Incidentally, in the above-described embodiments, as a ring core, those having a cylindrical shape are presented as examples, whereas that having a rectangular shape can also be used.

Further, in the above-described embodiments, the projections 14a to 14c, 114a to 114c, 214a to 214c, and 314a to 314c are described as those having a hemispheric shape as examples, whereas that having the other shape can also be used. For instance, as a projection, that having a columnar shape can also be used.
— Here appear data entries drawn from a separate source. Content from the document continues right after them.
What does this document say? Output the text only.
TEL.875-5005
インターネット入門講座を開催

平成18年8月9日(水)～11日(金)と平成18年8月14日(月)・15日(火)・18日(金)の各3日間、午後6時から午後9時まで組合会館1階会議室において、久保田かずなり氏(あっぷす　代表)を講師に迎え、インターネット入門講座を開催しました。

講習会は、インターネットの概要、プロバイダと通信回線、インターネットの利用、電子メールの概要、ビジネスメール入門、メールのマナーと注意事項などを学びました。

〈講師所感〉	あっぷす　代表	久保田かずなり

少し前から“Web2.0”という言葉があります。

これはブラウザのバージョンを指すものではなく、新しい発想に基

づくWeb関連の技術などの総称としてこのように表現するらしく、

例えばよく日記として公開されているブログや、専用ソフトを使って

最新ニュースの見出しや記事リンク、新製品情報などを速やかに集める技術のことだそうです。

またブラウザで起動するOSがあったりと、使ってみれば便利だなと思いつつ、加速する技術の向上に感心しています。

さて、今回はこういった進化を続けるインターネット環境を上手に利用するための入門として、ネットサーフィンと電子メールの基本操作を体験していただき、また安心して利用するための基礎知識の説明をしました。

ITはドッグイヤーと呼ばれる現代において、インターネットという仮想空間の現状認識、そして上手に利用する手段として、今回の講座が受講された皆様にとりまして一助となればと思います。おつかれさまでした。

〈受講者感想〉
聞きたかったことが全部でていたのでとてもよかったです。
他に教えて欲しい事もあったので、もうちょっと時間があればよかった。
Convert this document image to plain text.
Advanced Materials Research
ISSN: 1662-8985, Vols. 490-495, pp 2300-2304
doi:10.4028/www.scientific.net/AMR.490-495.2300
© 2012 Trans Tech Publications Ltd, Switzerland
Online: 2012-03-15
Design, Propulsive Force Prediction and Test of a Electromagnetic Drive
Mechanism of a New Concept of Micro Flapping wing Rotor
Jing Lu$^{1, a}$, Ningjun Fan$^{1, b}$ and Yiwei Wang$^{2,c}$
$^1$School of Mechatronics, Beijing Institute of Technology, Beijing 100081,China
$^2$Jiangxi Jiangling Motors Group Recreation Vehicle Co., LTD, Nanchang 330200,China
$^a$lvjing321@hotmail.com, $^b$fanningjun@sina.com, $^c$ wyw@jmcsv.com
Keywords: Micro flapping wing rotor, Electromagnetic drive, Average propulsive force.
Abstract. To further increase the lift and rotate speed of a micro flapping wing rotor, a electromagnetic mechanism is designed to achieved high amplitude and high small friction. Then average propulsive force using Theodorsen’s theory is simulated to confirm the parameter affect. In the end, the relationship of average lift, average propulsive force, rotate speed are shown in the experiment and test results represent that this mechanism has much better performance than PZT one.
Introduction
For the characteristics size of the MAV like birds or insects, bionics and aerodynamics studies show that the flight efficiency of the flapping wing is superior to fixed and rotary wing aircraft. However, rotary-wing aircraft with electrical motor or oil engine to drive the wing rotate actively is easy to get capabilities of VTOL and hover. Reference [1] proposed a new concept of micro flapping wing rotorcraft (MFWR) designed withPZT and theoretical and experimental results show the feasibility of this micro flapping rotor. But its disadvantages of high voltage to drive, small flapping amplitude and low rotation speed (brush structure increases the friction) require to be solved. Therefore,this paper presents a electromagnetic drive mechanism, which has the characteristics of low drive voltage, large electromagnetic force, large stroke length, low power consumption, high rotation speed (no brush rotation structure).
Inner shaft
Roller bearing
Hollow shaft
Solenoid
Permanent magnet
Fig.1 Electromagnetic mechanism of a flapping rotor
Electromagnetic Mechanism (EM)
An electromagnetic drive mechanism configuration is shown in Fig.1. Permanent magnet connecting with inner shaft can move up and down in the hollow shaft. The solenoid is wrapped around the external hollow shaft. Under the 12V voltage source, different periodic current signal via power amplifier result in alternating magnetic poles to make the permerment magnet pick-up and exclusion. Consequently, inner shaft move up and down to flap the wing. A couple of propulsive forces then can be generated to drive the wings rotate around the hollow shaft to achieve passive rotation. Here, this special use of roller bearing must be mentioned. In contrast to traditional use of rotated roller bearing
In addition, a plurality of projections can be provided along the depth direction of the through hole 14. According to such an embodiment, stability can be improved.

Furthermore, in the above-described embodiments, the projections 14a to 14c, 114a to 114c, 214a to 214c, and 314a to 314c are provided three pieces in number for each ring core or drum core, whereas the number of pieces may be one, two, four, or more.

The present invention is applicable for an inductance element having a drum core around which a winding is to be wound, and a ring core surrounding a circumference of the drum core.

Claims

1. An inductance element having a drum core around which a wiring is to be wound and a ring core surrounding a circumference of said drum core,

wherein a projection is provided on either an outer side surface of an upper flange section of said drum core or an inner side surface of said ring core and a recession is provided in the other surface to fit with the projection, and

wherein the recession includes an inclined plane inclining from a deepest part of the recession toward an outer edge on one side of the recession to have a bilaterally asymmetrical cross-sectional shape with respect to a perpendicular line drawn from the deepest part to an opening of the recession when viewing from a direction of an upper surface of said ring core.

2. The inductance element according to claim 1,

wherein said ring core has a cylindrical shape or a bottomed cylindrical cup shape.

3. The inductance element according to claim 1,

wherein said ring core has a rectangular cylindrical shape or a bottomed rectangular cylindrical cup shape.

4. The inductance element according to claim 1,

wherein the projection has a hemispheric shape or a columnar shape.

5. The inductance element according to claim 1,

wherein the projections and the recessions are provided three pieces in number respectively and the recessions of the bilaterally asymmetric cross-sectional shape are arranged to be directed to a same direction with respect to a circumferential direction.

6. The inductance element according to claim 1,

wherein said drum core further has a lower flange section, and

wherein a projection is provided on either an outer side surface of the lower flange section of said drum core or the inner side surface of said ring core and a recession is provided in the other surface to fit with the projection.